Concrete prototypes elicit a very different kind of feedback than storyboards. For this project, student teams will develop their idea as a web prototype
and then create a variation that can be evaluated in an online A-B comparison. First, student teams will create paper prototypes and test them in class.
Teams will then develop a web prototype and run an online evaluation using participants from
Mob4Hire,
Optimizely, or
Mechanical Turk.
The high-level goal is to find ways to improve the interface.
Paper prototypes and heuristic evaluation. Student teams will create paper prototypes to help them move design ideas to a first draft of a user interface.
The paper prototype should be hand-drawn, show all the elements and states of a user interface.
It should be concrete enough to run users through tasks. For interactive elements, pieces of the interface will get swapped in.
Each team member should learn how to "operate" the paper prototype in time for an heuristic evaluation.
Using Nielsen's heuristics as a guide, teams will evaluate their paper prototypes in class. One teammate should operate the prototype and another should take notes.
A fellow student from another project will play the role of an expert evaluator and will run through at least five tasks. Be thorough, and honest, and write down all problems.
The feedback should help the group understand and decide which features of the interface to implement in the coming weeks.
An implemented web page and an alternative design. Create a mostly functional website using html, css, and javascript. Create a home page and add links to other screens.
Use fake data when necessary, but otherwise complete all aspects of the site. (If your team has the skills, feel free to implement a database, but this is not required.)
The goal is to create a navigational skeleton that someone can click around and understand the application's flow.
Select ONE design feature on your website (e.g., navigation, a check-out procedure, imagary, etc.) and implement an alternative to that design as a second website.
Make sure to deploy two separate URLs so that the difference between your two prototypes is explicit. Install Google Analytics on both versions.
Online evaluation (plan, A-B test, and summary of results). Develop an evaluation plan based on what the team wants to learn about the design.
The plan should include user tasks (e.g., what the user should do when they visit the site) and a method for obtaining feedback (e.g., online questionnaires, post-test interviews, etc.).
Outline how the user test will be run, write instructions for the users, and prepare all materials that will be used during the session.

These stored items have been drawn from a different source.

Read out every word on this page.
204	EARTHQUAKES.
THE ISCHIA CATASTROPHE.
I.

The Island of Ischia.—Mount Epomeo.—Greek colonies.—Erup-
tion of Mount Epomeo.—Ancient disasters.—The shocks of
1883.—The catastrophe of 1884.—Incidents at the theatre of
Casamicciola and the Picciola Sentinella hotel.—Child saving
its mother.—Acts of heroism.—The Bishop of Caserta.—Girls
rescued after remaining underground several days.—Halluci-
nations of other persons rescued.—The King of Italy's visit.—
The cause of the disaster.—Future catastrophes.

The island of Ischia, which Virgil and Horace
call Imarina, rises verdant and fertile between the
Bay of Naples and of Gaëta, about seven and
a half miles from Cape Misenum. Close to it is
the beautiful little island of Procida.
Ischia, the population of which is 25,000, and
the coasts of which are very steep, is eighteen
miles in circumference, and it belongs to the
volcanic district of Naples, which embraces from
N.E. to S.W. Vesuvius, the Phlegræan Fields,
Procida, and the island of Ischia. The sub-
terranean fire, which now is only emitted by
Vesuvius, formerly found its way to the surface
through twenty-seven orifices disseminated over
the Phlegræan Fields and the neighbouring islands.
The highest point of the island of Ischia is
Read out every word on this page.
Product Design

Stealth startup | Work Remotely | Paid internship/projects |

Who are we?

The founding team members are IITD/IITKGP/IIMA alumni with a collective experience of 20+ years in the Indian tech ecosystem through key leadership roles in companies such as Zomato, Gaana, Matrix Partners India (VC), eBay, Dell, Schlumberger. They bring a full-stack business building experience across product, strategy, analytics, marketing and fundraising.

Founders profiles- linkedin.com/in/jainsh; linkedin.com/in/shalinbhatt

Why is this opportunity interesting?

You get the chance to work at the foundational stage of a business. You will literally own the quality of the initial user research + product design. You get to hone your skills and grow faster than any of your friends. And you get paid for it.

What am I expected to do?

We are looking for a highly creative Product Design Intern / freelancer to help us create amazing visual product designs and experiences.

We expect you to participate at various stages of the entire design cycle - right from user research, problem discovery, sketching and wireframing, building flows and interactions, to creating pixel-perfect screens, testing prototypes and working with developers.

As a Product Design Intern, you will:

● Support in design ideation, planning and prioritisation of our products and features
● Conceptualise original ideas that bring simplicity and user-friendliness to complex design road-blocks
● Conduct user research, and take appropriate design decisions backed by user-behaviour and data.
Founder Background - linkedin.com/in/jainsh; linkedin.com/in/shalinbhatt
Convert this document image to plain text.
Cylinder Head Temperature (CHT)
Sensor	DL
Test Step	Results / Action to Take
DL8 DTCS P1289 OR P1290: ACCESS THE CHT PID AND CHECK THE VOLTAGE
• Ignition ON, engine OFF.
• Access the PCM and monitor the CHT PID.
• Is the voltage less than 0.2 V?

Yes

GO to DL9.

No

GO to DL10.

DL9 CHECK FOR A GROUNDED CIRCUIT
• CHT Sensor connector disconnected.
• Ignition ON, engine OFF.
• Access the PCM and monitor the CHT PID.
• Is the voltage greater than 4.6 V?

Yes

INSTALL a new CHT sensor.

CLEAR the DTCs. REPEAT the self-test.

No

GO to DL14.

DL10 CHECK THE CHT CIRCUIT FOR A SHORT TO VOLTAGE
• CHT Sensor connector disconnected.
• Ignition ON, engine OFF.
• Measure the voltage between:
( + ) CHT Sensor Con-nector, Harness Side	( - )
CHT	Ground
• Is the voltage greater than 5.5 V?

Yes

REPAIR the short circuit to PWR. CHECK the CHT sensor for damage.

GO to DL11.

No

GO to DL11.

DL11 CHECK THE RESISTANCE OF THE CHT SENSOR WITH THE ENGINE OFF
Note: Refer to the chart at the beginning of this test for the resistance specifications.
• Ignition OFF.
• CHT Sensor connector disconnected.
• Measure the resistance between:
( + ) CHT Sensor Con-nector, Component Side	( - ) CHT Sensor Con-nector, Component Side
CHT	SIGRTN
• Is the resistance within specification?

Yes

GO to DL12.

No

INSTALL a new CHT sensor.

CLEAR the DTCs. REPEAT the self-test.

For the A-B evaluation, choose a platform to recruit participants. Here are some options:
Mechanical Turk
Mob4Hire
Optimizely
The evaluation should include at least 20 users and run online on its own for about a week.
It's important to gather comparative feedback, therefore users should experience both versions.
After testing, take time as a team to reflect on the findings and produce a summary of results.
List the advantages and problems with each version and create a list of changes you will implement.
Students should include a link to both versions of the website and post all materials (photos of paper prototypes, website files, evaluation data and summary) on the team wiki.